A Revolução de 1848 na França, também conhecida como Revolução de Fevereiro, foi uma de uma onda de revoluções em toda a Europa naquele ano. Os eventos varreram a Monarquia de Orleans (1830-1848) e levaram à criação da segunda república da nação.

A Revolução de 1830, parte de uma onda de mudanças de regime semelhantes em toda a Europa, pôs fim à monarquia absoluta da Restauração Bourbon e instalou uma monarquia constitucional mais liberal sob a dinastia de Orleans e governada predominantemente pelo conservador-liberal centro-direita de Guizot e a centro-esquerda progressista liberal de Thiers.

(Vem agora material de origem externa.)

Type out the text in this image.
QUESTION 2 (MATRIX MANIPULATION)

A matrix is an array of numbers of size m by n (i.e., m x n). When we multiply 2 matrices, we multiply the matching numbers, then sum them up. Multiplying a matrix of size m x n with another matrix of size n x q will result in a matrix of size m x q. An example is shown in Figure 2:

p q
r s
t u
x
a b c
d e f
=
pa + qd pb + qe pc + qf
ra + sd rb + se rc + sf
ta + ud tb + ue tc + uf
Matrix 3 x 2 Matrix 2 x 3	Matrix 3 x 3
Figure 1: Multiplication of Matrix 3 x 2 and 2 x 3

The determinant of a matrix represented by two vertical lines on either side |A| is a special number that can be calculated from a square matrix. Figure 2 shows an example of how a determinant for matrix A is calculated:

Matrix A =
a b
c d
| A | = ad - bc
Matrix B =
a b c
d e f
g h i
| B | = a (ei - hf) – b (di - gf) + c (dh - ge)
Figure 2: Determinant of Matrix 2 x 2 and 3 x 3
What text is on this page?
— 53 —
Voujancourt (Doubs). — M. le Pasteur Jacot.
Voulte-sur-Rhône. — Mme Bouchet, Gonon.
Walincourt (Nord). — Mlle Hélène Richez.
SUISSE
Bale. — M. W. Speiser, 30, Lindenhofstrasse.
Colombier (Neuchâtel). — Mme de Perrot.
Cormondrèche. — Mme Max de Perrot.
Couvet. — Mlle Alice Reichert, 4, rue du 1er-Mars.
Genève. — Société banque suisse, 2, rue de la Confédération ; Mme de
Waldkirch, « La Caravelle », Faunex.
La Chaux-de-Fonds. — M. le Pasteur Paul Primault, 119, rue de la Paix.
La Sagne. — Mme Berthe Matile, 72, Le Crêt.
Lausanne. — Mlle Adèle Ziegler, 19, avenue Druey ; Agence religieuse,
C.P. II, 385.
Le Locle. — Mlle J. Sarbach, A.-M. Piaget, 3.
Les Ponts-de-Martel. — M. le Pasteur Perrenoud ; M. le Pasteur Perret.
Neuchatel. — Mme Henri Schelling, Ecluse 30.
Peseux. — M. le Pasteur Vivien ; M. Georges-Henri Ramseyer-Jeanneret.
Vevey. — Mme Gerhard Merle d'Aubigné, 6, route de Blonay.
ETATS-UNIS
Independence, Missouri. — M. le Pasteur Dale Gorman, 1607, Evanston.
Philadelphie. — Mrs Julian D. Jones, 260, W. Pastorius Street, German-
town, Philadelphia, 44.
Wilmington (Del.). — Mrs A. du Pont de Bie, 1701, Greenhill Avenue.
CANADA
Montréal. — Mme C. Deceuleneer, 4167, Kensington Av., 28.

Mas à esquerda dos partidos dinásticos, a monarquia era criticada pelos republicanos (uma mistura de radicais e socialistas) por ser insuficientemente democrática: seu sistema eleitoral era baseado em um eleitorado estreito e privilegiado de proprietários e, portanto, trabalhadores excluídos. Durante a década de 1840, várias petições solicitando reforma eleitoral (sufrágio universal masculino) foram emitidas pela Guarda Nacional, mas tinha sido rejeitado por ambos os principais partidos dinásticos. As reuniões políticas dedicadas a esse assunto foram proibidas pelo governo, e os reformadores eleitorais, portanto, contornaram a proibição realizando uma série de 'banquetes' (1847-48), eventos em que o debate político foi disfarçado em discursos de jantar. Este movimento começou supervisionado pelos moderados críticos liberais de centro-esquerda de Odilon Barrot do governo conservador de Guizot, mas ganhou vida própria depois de 1846, quando a crise econômica encorajou os trabalhadores comuns a exigirem voz sobre o governo.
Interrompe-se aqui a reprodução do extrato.